Женщина потерла слезящиеся глаза и вдруг закашлялась и кашляла долго, при этом у нее все внутри скрежетало, как у двигателя, который забыли смазать, на глазах выступили крупные слезы, она их, наверное, не чувствовала, и они стекали по мягким щекам.
- Вам помочь? - вежливо спросил Казанцев.
- Не обращайте внимания, - махнула рукой женщина и постучала себя по груди. - Астма... Ну, садитесь, что же вы? Опять сегодня черт знает какая сводка, почти три с половиной тысячи. С ума можно сойти! - и вдруг закричала: - Некогда мне выписывать справки. Обращайтесь в "Похоронное дело". Там целый трест. У меня не сто рук, черт все возьми!
- Не кричите на нас, пожалуйста, - тихо сказал Казанцев и сжал Олину руку.
- Смотри какой! А может, ты сядешь на мое место работать? - продолжала она кричать. - Я на тебя посмотрю! Всем нужны справки, зачем вам справки?
- Нам не нужны справки, - сказал Казанцев. - Нам нужно пожениться.
Женщина вздрогнула, усы ее дернулись вверх, и, приоткрыв рот, она внимательно посмотрела на Казанцева.
- Пожениться? - спросила она, и опять в ее груди что-то заскрежетало, захрипело.
- Да, пожениться, - уже сердито ответил Казанцев.
Она помолчала, несколько раз сглотнув, словно переваривала это слово.
- Паспорт и солдатскую книжку! - приказала она, снова сглотнула и, неожиданно сморщив лицо, заплакала. Быстро достала носовой платок, прижала его к глазам.
- Что с вами? - испугался Казанцев.
- Ничего, - всхлипнула она. - Ничего... - И, сморкаясь, стала вытирать глаза. - Боже мой... Ничего, ничего... Когда все время регистрируешь только смерть... Ну, что же я сижу, дура? Я сейчас... - засуетилась она, пробуя выдвинуть ящик стола, который не поддавался.
И в это время звякнул телефон на столе. Она посмотрела на него сурово; по щеке к усам сползла ненужная, запоздалая слеза.
Женщина сняла трубку, в которой затрещало очень громко.
- Алло! - басом сказала женщина. - У телефона. Алло! Алло!
Но в трубке лишь трещало. Она подержала ее и швырнула на рычаги.
Женщина помолчала, прижавшись грудью к краю стола, и, глядя куда-то поверх голов Казанцева и Оли, сказала низким шепотом:
- А вам это очень нужно? Да?
- Очень, - ответил Казанцев.
Взгляд ее был неподвижен, черный, сухой, воспаленный усталостью и тоской.
- А я никогда не выходила замуж, - сказала, она все тем же шепотом. - И не жалела. Зачем?.. Боже мой, может быть, кто-нибудь придет с ребенком.

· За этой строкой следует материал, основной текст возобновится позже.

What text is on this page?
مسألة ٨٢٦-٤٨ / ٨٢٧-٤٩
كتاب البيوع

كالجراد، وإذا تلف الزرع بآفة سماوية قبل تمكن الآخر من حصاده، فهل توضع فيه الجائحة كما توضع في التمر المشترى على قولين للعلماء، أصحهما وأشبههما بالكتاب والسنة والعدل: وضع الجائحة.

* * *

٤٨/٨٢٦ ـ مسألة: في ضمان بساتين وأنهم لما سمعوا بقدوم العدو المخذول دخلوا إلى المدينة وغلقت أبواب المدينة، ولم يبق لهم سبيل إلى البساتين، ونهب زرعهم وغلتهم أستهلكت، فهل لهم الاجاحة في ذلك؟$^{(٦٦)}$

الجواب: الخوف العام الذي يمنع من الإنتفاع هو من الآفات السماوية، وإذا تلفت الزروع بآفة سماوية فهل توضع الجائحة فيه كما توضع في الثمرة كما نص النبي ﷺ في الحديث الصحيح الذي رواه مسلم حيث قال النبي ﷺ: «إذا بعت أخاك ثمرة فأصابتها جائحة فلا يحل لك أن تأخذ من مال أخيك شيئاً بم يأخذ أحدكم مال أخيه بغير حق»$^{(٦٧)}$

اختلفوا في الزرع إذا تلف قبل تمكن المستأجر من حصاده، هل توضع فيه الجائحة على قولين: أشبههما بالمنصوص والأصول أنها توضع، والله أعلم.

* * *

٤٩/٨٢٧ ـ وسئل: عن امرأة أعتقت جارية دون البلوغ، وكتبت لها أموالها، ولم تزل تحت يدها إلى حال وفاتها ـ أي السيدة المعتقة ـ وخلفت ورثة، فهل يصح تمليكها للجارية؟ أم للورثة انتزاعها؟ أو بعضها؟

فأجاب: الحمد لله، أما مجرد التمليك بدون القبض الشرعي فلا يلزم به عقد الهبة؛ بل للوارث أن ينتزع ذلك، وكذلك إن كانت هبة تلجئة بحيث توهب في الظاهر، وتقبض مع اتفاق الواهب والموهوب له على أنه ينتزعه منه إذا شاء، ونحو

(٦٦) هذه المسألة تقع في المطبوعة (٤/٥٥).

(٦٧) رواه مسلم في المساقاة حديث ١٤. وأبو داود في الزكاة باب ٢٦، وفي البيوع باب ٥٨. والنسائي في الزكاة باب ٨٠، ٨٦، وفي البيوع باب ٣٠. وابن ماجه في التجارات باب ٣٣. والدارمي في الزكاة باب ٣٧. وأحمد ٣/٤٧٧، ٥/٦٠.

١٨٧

Она вздохнула и совсем обыденным, деловым тоном сказала:
- Давайте ваши документы!
21
Ночью самое людное место - Дворцовая набережная; здесь коленкоровый хруст асфальта под подошвами, смех и голоса, а в сизой воде сизые облака, пронзенные Петропавловским шпилем. И все же уличный шум совсем не такой, как днем. Город освобожден от машинного гула, и тишина, как прохлада, течет от Дворцовой площади, от Марсова поля и Летнего сада, она течет над домами сюда, к Неве, глушит смех и голоса людей, и они звучат мягко, будто все слова лишили согласных звуков, оставив только шипящие, и этот протяжный шорох кружит голову; может быть, поэтому все лица, что плывут мимо меня, кажутся немного пьяными, будто где-то на подступах к гранитному берегу люди выпили холодного белого вина.
Они плывут мимо меня - лица, лица, молодые, веселые, и я не могу запомнить ни одно из них, они просто плывут мимо меня, обдавая теплом виноградного сока, а я живу не здесь, а еще там, в гостиничном номере, где лежат на столе последние страницы рукописи, и я помню в них каждое слово. Я помню...
22
Мы чистили оружие. Мы делали это молча и старательно. Была дана команда: через два часа батальон выступает. Через два часа... А я все медлил, я все еще не доложил о Казанцеве, хотя это грозило мне совсем не сладким будущим, но я тянул и ничего не мог поделать.
Мы чистили оружие, а потом получали сухой паек, увязывали тощие вещмешки. За окном синело, когда раздалась команда: "Выходи строиться!" "Вот и все", - подумал я и встал, чтобы оглядеть ребят перед выходом. Взгляд мой упал на пустые нары, на которых валялись старые тюфяки: вроде бы никто ничего не забыл, и тут я увидел на полке, над тем местом, где спал Дальский, стоят куклы: веселая женщина, а потом пара - Ромео и Джульетта.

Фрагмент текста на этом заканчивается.